Na realidade, os filmes raramente foram “mudos”. Ou melhor: o filme em si não tinha uma banda de som síncrona, porque a tecnologia ainda não tinha sido inventada, mas a exibição de filmes para o público, durante o chamado “período mudo”, que decorreu sensivelmente até ao final da década de 1920 e em alguns casos aos primeiros anos da década seguinte, era acompanhada, em grande parte, por música ao vivo.
Tal foi iniciado sobretudo com músicas improvisadas ao piano, acompanhando os primeiros filmes de curta duração, fossem comédias burlescas ou grandes tragédias retiradas de peças de teatro ou de motivos históricos, passando mais tarde para partituras completas, tocadas ao vivo durante a projeção das longas-metragens que foram surgindo gradualmente a partir de metade da década de 1910.
Com algumas dessas partituras a serem também recentemente descobertas, tem sido prática, em Lyon em outros festivais dedicados ao cinema de património ou em eventos isolados, como já decorreu em Portugal, a exibição de grandes clássicos de cinema acompanhados pela música composta à ápoca expressamente para o efeito.
Foi o que aconteceu há dias, durante o Festival Lumière, com o cine-concerto dedicado ao grande clássico de Carl Th. Dreyer, “Vampyr”. O filme do mestre dinamarquês, datado de 1932 e já com alguns diálogos e efeitos sonoros síncronos, recentemente restaurado pela Deutsche Kinemathek e pela Cineteca de Bolonha, foi exibido com a partitura original de Wolfgang Zeller, restaurada por Timothy Brock, que dirigiu a Orquestra Nacional de Lyon durante a representação.
A programação conjunta do Festival Lumière e do Auditorium de Lyon inclui também, como é hábito a projeção de um filme acompanhado pelo seu monumental órgão. Este ano, a escolha recaiu em “Pêcheur d’Islande”, um restauro também recente deste filme francês de 1924, realizado por Jacques de Baroncelli. Charles Vanel e Sandra Milowanoff interpretam um jovem casal de uma cidade costeira, separados tragicamente pelo mar que leva durante parte do ano os seus homens para a Terra Nova, para a pesca do bacalhau.

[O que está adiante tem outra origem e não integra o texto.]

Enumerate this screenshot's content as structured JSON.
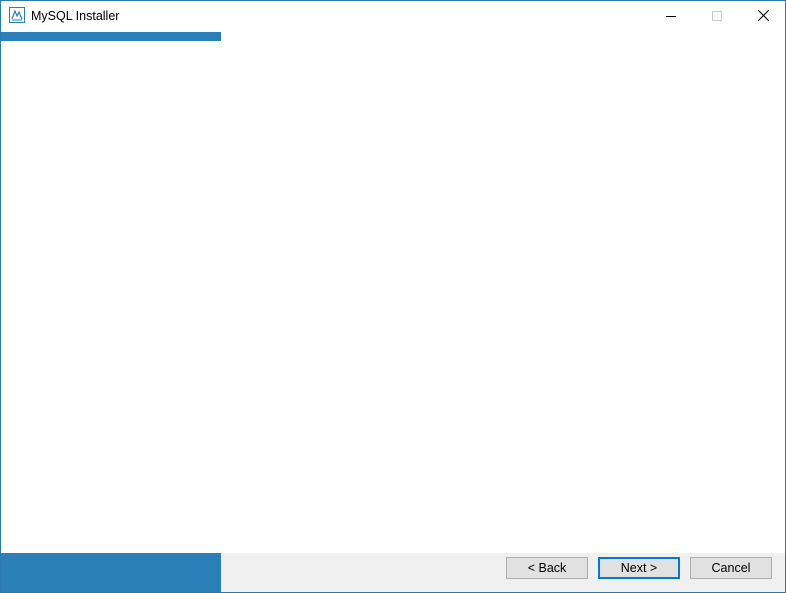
{
  "window": {
    "title": "MySQL Installer",
    "controls": {
      "minimize_icon": "minimize-icon",
      "maximize_icon": "maximize-icon",
      "close_icon": "close-icon"
    }
  },
  "colors": {
    "accent": "#2a7fb8",
    "footer_bg": "#f0f0f0",
    "default_button_border": "#0078d7"
  },
  "footer": {
    "back_label": "< Back",
    "next_label": "Next >",
    "cancel_label": "Cancel"
  }
}
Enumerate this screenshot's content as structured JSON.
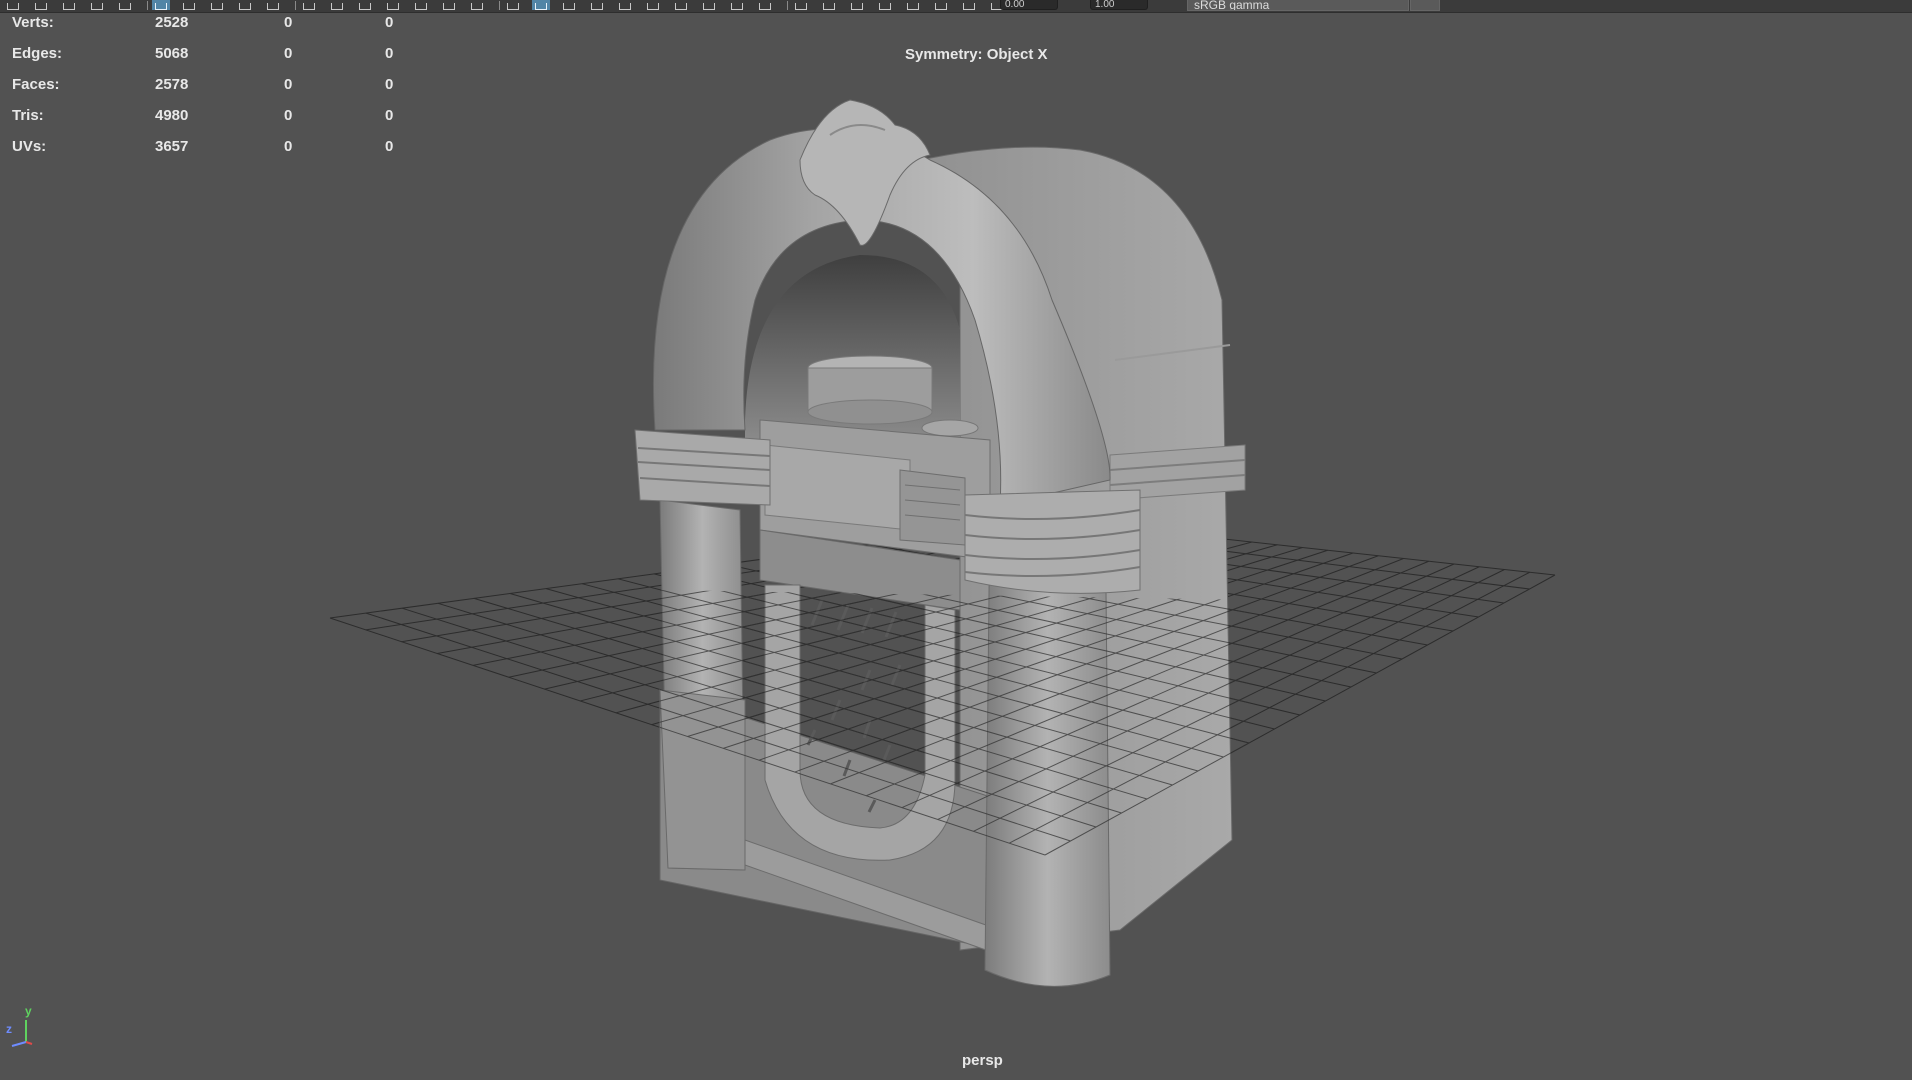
{
  "toolbar": {
    "icons": [
      "move-tool-icon",
      "lasso-icon",
      "paint-select-icon",
      "soft-select-icon",
      "magnet-icon",
      "snap-grid-icon",
      "snap-curve-icon",
      "snap-point-icon",
      "snap-view-icon",
      "snap-surface-icon",
      "history-icon",
      "input-icon",
      "output-icon",
      "render-icon",
      "ipr-icon",
      "render-settings-icon",
      "hypershade-icon",
      "wireframe-icon",
      "smooth-shade-icon",
      "textured-icon",
      "lights-icon",
      "shadows-icon",
      "ao-icon",
      "motion-blur-icon",
      "aa-icon",
      "xray-icon",
      "isolate-icon",
      "camera-icon",
      "gate-icon",
      "resolution-icon",
      "grid-toggle-icon",
      "safe-action-icon",
      "exposure-icon",
      "gamma-icon",
      "color-management-icon"
    ],
    "exposure_value": "0.00",
    "gamma_value": "1.00",
    "color_space": "sRGB gamma"
  },
  "hud": {
    "rows": [
      {
        "label": "Verts:",
        "v1": "2528",
        "v2": "0",
        "v3": "0"
      },
      {
        "label": "Edges:",
        "v1": "5068",
        "v2": "0",
        "v3": "0"
      },
      {
        "label": "Faces:",
        "v1": "2578",
        "v2": "0",
        "v3": "0"
      },
      {
        "label": "Tris:",
        "v1": "4980",
        "v2": "0",
        "v3": "0"
      },
      {
        "label": "UVs:",
        "v1": "3657",
        "v2": "0",
        "v3": "0"
      }
    ]
  },
  "symmetry": "Symmetry: Object X",
  "camera": "persp",
  "axes": {
    "y": "y",
    "z": "z"
  },
  "colors": {
    "viewport_bg": "#525252",
    "toolbar_bg": "#3b3b3b",
    "active_button": "#5285a6",
    "grid_line": "#2c2c2c",
    "mesh_light": "#a8a8a8",
    "mesh_mid": "#8e8e8e",
    "mesh_dark": "#5e5e5e"
  }
}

O acompanhamento musical foi executado de improviso por Grégoire Rolland, no órgão do Auditorium de Lyon, um dos mais míticos de todo o mundo, composto por 6500 tubos, ali colocado em 1977, mas construído para a Exposição Universal de Paris, em 1878, e de que o mesmo músico inaugurará dentro de dias a nova consola.

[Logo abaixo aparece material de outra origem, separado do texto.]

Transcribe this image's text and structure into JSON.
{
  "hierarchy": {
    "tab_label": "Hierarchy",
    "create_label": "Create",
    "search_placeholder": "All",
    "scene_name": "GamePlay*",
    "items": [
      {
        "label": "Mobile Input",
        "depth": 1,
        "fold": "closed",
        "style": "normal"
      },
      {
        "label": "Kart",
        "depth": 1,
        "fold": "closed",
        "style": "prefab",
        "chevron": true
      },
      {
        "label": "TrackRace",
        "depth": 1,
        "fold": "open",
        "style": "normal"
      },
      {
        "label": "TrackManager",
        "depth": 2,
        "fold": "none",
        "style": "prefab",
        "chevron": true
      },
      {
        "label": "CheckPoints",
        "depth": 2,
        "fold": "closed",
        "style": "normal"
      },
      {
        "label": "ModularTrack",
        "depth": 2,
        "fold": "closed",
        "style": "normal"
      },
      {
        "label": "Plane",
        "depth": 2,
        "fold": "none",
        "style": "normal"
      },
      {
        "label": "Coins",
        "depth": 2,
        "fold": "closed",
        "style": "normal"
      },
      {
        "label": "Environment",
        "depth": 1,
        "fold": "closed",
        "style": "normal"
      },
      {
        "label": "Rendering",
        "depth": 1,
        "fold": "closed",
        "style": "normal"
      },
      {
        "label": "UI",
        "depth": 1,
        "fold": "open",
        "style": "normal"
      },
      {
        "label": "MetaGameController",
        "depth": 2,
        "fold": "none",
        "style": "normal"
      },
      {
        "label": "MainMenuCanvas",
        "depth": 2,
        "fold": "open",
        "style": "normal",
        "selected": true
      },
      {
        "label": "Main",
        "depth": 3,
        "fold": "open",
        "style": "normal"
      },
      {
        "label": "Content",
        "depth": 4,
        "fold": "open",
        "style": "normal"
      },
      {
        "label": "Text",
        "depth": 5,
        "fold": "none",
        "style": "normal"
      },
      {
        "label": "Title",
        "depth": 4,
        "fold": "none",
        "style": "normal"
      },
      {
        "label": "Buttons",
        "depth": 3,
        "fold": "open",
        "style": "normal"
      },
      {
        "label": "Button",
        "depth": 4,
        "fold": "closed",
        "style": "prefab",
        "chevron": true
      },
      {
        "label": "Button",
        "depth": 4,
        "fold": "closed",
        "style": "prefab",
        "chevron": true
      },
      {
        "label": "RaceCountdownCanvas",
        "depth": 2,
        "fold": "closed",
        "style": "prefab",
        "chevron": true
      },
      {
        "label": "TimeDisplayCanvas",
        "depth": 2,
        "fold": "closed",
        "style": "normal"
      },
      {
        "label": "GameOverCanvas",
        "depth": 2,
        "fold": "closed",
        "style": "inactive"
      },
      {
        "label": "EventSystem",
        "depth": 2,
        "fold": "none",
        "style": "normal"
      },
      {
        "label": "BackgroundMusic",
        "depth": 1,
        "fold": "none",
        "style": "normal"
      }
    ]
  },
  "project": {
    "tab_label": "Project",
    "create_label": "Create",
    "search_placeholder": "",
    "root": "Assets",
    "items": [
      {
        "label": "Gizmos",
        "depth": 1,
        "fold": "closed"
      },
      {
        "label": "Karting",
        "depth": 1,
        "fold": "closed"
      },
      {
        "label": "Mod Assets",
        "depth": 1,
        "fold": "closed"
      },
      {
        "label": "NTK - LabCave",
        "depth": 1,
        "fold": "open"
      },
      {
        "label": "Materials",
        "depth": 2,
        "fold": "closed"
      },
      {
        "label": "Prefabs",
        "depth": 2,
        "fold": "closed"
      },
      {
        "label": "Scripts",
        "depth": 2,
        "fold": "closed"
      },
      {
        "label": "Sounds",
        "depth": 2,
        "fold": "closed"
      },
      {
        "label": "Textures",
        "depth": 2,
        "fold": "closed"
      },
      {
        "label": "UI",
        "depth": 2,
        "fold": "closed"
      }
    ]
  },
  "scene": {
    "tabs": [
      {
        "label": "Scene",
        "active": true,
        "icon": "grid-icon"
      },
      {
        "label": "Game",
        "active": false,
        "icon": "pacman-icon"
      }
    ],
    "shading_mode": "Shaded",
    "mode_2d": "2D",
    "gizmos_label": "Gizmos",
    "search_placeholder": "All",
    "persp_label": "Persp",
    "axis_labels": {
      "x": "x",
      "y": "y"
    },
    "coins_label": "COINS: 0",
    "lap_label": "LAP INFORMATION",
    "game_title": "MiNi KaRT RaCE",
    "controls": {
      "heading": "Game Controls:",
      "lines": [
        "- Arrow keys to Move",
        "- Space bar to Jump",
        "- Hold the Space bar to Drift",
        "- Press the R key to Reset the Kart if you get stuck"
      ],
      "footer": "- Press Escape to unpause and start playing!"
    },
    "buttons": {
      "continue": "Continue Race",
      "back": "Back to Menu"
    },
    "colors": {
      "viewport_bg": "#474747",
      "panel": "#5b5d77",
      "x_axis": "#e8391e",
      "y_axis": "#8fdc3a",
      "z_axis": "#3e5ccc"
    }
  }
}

Aliás, não será coincidência que Lyon, onde os Lumière inventaram o cinema, em finais do século XIX, seja hoje a cidade do mundo onde se realizam mais cine-concertos durante todo o ano, facto recordado numa das suas apresentações por Thierry Frémaux, alma por detrás do Festival de Cannes e também do Festival Lumière, sendo ainda um dos diretores do Instituto Lumière, cargo que partilhou durante muitos anos com Bertrand Tavernier.
Na realidade, a Orquestra Nacional de Lyon e o Auditorium apresentam regularmente cine-concertos. Para a possibilidade do leitor estar nessa altura na cidade, ou caso queira deslocar-se de propósito para o evento, aqui ficam os eventos e as datas dos próximos eventos do género: “Jurassik Park”, com a música que John Williams compôs para o filme de Steven Spielberg (14 a 17 de novembro), “Le Fantôme de l’Ópera”, versão de 1925, com orquestra dirigida por David Cassan (10 de dezembro) ou “Chaplin and a Smile”, variação sobre várias músicas que Chaplin compôs para os seus filmes (22 e 23 de janeiro de 2925).

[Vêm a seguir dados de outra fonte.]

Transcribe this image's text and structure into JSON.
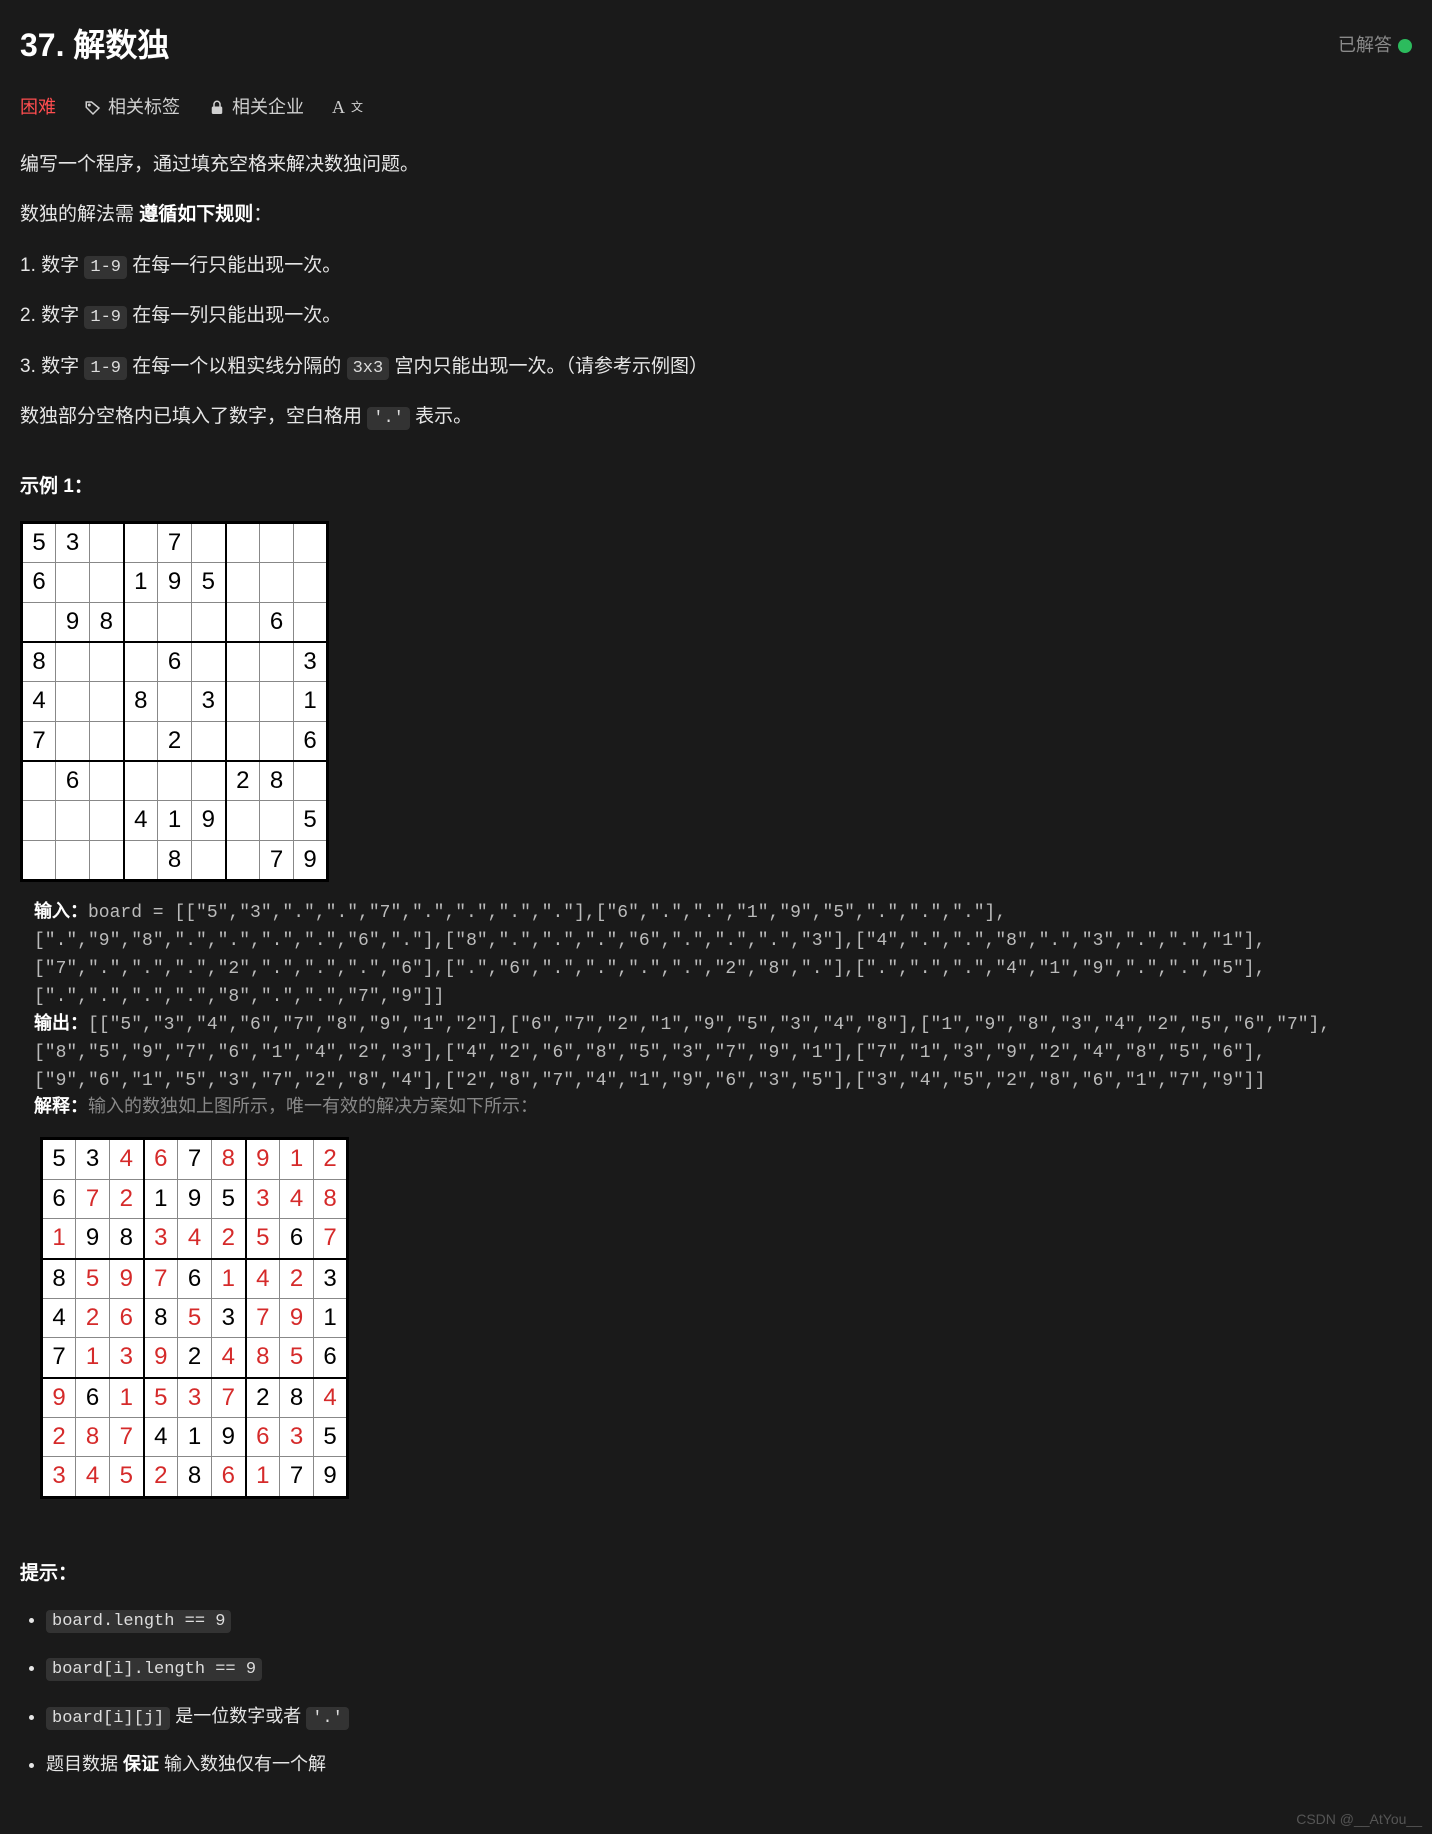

Aliás, uma das salas do centro de Lyon testemunhou ainda, numa plateia cheia de jovens em idade escolar, um cine-concerto com três curtas-metragens do período burlesco de Charles Chaplin, “The Count”, “The Cure” e “The Adventurer”, acompanhadas ao piano por Didier Martel.
O programa de cine-concertos realizados na sala principal do Instituto Lumière, a sala Hangar, situada no local onde existia antes a fábrica dos Lumière, incluiu ainda a primeira parte do serial “Rouletabille Chez les Bohémians”, realizado em 1922 por Henri Fescourt, adaptado de uma obra de Gaston Leroux ou “Homens ao Domingo”, clássico do cinema germânico de 1930, assinado por Robert Siodmak e Edgar G. Ulmer, integrado na retrospetiva dedicada a Fred Zinnemann, que participou na realização sem ser creditado.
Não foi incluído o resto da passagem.